Associate Director, Information Security Operations

About the Role

We are seeking an experienced senior manager to lead our information security team, combining strong hands-on technical expertise as well as people management experience in the information security domain. They will lead a team to manage. They will lead a team to manage Security Operations (SecOps), encompassing threat detection and response, incident management, vulnerability management, security monitoring, and continuous improvement of defensive capabilities.

WHAT YOU’LL BE DOING:

Infrastructure Security

• Manage end-to-end infrastructure security activities, such as vulnerability management, servers’ security monitoring & hardening, infrastructure as a code, etc.

• Design and/or review infrastructure security architecture proposal for various security-driven initiatives for on-premises and cloud environment.

Cloud Security

• Manage compliancy level of AIA SG cloud security assets based on ongoing regular scanning according to the defined threshold.

• Evaluate the security aspect of new cloud-based solutions proposed by application development team, infrastructure team, or business users.

• Manage various cloud security BAU activities, such as assets provisioning, deprovisioning, hardening, etc.

Identity and Access Management

• Supervise the AIA-SG IAM Manager and their team performing IAM Governance functions for the Business Unit.

Cyber Security & Security Incident Handling

• Work with Security Operation Centre (SOC) Team to ensure secure protection of AIA SG environment.

• Deploy new cyber security initiatives and roll out the platform together with SOC Team.

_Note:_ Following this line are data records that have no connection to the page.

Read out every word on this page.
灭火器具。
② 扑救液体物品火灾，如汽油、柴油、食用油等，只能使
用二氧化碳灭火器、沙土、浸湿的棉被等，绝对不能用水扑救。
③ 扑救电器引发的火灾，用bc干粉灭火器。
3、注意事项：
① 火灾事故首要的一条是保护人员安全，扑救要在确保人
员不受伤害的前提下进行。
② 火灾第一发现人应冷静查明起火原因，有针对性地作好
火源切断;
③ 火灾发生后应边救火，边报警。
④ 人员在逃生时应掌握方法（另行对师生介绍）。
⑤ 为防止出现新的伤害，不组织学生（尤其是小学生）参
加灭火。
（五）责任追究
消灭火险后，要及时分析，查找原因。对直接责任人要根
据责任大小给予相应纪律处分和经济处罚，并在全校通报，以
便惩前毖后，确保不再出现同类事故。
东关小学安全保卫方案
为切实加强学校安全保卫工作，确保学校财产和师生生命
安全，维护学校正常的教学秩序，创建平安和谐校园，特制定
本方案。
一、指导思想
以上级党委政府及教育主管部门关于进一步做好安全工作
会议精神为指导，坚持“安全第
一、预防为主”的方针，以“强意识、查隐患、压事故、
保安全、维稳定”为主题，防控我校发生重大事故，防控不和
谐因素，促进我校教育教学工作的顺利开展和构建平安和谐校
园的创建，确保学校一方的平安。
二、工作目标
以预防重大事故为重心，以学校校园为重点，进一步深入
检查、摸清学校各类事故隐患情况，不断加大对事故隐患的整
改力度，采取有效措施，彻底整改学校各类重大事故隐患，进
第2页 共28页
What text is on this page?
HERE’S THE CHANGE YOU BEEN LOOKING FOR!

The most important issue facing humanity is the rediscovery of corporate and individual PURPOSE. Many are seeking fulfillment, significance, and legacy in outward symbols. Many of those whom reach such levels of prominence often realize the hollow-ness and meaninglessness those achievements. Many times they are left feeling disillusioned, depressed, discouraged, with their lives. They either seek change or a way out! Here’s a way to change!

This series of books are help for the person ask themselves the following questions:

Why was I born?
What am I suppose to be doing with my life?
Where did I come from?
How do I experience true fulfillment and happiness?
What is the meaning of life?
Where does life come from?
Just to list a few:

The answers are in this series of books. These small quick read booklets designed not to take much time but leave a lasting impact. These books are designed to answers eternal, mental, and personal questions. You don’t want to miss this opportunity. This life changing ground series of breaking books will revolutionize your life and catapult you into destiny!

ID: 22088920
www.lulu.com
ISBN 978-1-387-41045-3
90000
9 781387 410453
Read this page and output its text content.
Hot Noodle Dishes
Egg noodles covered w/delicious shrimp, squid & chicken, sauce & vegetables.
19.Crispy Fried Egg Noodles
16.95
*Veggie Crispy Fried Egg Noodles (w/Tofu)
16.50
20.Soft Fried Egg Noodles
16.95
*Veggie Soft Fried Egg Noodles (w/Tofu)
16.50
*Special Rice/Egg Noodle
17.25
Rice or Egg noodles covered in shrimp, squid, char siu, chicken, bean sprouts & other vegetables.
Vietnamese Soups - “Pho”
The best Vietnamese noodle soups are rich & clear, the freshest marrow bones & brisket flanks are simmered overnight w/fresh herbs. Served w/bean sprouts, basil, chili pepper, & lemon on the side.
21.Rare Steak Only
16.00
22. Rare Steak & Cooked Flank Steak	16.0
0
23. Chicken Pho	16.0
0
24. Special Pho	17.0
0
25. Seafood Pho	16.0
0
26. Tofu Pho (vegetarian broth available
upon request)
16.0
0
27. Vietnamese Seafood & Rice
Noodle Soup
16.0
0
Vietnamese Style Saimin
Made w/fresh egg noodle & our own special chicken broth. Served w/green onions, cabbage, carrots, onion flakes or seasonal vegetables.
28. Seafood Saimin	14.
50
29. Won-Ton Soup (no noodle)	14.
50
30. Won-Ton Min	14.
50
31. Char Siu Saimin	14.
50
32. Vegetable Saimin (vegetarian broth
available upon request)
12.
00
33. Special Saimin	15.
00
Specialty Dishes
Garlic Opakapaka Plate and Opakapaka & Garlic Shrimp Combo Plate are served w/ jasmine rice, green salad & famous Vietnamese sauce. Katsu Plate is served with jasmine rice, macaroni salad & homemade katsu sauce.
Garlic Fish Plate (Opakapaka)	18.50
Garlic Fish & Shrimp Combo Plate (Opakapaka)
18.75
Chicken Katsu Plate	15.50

• Point of contact for security incident handling and investigation, starting from incident is identified, handled, and resolved.

Security Advisory

• Provide feasible security recommendations or guidance based on queries / changes initiated by application development team, infrastructure team, or business users.

• Facilitate challenging security conversations and provide acceptable solutions where IT standards are contradicting with business demands to achieve acceptable business solutions without sacrificing security and compliance aspects.

People Development

• Supervise 8 team members.

• Drive a continues Learning and Development program for the team members through inhouse and external training programs.

• Lead promotion of activities to increase information security within your teams to embed and continuously improve adherence to good practice.

WHAT WE ARE LOOKING FOR:

• University degree in one of the following or related disciplines (Computer Science, Computer Engineering, Information Security, Information Systems).

• Minimum 15 years of experiences of information security domain, especially in Application Security, Infrastructure Security and Cloud Security.

• Preferable to have security infrastructure operation background with hands-on experiences of designing and/or reviewing application security or infrastructure security.

• Hands-on information security experience in the Multiple Cloud Environment (SaaS, PaaS and IaaS) and Cyber Incident management.

• Certifications related to security architecture or Cloud Security is preferable, such as CCSP, Azure DevOps certification, Azure Solutions Architect certification, etc.

• Preferably a holder of one or more of the following information security and audit qualifications: CISSP, CISA, CRISC, CCSP.

• Good knowledge of latest security technologies and cyber landscape in a highly regulated industry.

• Good interpersonal and communication skill.

• Strong leadership with a high integrity, proactive mindset, and strong ownership.

• Working experiences in insurance / banking / IT industry is preferred.

• Infrastructure Security: Windows, Linux, AS400.

• Security Advisory and Assessment, and incident management.